I recommend Creativity Inc., especially if you’re a fan, but also if you have to manage a large staff or crew. However, the chapter on Steve Jobs is worth it alone.
So how can you emulate the development that a fantastic, universal blockbuster goes through in your material when you don’t have a braintrust like Pixar’s?
It comes down to character, and how your characters relate to the theme of your story. NOT premise. Premise is this part of the idea: Two people go on a bank-robbing spree, escaping the law at every turn.
Theme is your point or the purpose of this story and why these characters at this time and place in your story: The bank robbers can be lovers (Bonnie and Clyde, they were like psychopaths who robbed banks and actually probably enjoyed getting riddled with bullets) or they can be best friends (Butch Cassidy and the Sundance Kid, ousted from their gang and trying to live a straight life – but it’s just too much work).
Once you get character into the idea you can layer in theme (that will be felt not told).
Theme will become deeper, more precise and evolve with your story – some don’t even try to get at it in the first draft. (I write differently, before I write new pages I go back over previous ones to sort ground myself and I always end up honing the pace, dialogue and character – so by the time by 1st full draft is done – at least 2/3rds is in its 5 or 6 draft.)
So I know what the theme is – and there’s a benefit to that, it helps build the spine of your story’s structure, it fine tunes dialogue and props and informs other characters as to how they live by that particular theme.
For instance, when we talk about JAWS we talk about the characters, not that a deadly shark invades a beachfront town.
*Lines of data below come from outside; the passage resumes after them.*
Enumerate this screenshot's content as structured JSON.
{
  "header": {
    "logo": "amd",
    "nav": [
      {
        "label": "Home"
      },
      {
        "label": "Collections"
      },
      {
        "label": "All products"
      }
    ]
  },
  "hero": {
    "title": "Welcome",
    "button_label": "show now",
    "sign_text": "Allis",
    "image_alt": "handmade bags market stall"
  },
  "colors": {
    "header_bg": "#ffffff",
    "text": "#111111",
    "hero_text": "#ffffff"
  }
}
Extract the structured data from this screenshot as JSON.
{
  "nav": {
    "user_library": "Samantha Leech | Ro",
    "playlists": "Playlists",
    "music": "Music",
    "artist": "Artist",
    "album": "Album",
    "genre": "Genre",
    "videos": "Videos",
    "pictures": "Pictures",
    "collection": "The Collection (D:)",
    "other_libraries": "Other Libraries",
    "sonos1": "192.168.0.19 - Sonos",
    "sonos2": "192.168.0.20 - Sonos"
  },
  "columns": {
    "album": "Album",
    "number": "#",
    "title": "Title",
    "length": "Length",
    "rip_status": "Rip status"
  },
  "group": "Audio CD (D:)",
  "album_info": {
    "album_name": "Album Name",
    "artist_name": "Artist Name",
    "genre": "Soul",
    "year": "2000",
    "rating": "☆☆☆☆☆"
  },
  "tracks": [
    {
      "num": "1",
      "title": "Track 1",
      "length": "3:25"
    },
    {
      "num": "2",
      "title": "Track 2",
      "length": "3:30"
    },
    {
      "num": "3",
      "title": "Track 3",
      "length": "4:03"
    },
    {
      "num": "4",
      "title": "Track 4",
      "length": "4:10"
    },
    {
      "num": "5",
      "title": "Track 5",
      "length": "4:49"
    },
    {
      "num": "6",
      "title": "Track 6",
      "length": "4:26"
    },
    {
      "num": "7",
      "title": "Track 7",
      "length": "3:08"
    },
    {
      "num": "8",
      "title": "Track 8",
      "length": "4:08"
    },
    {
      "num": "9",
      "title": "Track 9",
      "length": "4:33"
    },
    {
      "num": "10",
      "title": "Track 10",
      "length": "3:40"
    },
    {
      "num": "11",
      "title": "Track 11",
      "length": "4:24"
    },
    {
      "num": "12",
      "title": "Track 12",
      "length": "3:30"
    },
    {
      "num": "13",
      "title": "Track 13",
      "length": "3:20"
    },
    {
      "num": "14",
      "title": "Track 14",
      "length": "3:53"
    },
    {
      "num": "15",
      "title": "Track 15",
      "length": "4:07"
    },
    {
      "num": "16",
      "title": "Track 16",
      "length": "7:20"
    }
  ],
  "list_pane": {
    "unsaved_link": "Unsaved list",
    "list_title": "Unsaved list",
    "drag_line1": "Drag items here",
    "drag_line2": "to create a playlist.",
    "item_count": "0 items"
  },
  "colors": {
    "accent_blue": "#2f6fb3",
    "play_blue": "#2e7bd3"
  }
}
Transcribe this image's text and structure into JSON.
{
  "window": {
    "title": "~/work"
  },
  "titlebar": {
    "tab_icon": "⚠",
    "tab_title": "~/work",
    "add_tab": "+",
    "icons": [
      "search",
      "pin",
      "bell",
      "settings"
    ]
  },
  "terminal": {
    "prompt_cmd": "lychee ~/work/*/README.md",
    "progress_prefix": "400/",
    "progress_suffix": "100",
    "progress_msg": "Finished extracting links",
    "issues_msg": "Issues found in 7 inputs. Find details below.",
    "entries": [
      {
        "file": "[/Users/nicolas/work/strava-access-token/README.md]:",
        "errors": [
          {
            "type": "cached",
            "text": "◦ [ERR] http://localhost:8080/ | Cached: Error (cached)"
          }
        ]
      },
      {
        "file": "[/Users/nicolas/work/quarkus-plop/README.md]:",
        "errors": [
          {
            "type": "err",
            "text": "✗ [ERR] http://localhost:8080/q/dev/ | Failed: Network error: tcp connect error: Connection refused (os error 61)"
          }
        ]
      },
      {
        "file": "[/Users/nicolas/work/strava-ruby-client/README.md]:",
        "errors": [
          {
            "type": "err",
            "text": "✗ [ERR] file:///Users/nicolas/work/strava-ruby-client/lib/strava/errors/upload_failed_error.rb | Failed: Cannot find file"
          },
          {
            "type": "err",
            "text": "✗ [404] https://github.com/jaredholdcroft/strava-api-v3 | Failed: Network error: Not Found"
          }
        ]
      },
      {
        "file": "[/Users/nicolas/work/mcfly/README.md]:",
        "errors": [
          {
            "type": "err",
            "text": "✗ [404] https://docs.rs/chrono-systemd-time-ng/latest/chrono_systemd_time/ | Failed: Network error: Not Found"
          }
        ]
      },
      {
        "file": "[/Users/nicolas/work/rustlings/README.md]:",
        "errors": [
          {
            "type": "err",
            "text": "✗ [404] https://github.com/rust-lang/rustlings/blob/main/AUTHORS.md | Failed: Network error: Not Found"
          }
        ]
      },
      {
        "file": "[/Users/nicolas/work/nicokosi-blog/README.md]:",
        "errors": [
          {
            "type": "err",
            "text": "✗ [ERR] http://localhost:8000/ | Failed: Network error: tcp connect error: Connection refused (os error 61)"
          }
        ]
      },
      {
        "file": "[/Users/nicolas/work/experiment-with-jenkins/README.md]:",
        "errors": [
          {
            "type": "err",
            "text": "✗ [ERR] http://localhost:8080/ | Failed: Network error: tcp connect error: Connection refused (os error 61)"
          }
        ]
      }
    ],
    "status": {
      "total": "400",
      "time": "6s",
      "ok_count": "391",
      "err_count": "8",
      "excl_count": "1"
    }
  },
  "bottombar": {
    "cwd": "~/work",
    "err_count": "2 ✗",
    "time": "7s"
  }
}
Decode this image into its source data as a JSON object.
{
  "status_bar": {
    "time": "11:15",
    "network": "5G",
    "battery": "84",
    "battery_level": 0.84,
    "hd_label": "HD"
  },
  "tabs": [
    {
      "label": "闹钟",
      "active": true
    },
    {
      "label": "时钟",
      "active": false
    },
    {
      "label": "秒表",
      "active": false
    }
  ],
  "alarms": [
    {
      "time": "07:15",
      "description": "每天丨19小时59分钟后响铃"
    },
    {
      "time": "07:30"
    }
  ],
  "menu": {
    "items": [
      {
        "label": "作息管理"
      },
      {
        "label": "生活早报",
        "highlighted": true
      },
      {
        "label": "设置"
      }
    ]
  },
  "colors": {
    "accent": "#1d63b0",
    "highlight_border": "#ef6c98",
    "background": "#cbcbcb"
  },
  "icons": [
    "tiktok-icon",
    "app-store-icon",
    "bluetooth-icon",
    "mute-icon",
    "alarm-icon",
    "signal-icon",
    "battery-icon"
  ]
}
We talk about the song they sang, ‘we’re going to need a bigger boat’ etc. when we talk about Sharknado, we don’t get beyond the title, and no doubt this clever invention of a word will never compare to the book and film of JAWS. When we talk about YOU’VE GOT MAIL, we talk about the lady who owned the little book shop and the ass that owned the big book store chain, we don’t talk about how they emailed each other back and forth. What we remember about THE GODFATHER is that the idealistic son of a brutal Mob leader swears to leave the family business, we don’t get into him getting revenge for his brother’s death and becoming the new Godfather – until we know he didn’t want that to begin with.
Brody hates boats and water,
Kathleen Kelly hates giant bookstores and big business
The youngest of the Mob Family wants nothing to do with it
All very different stories that found their stride when we focus on the character and build the world around them – not build the world and make the character fit, and this is where most of Emma’s 22 rules come into play.
So, no matter what spawned your idea and its first core conundrum, the key to molding that into a cohesive story is developing it’s opposite conundrum, and then have the characters try to solve both conundrums via the genre and theme that gets the audience to feel why their conundrums matter.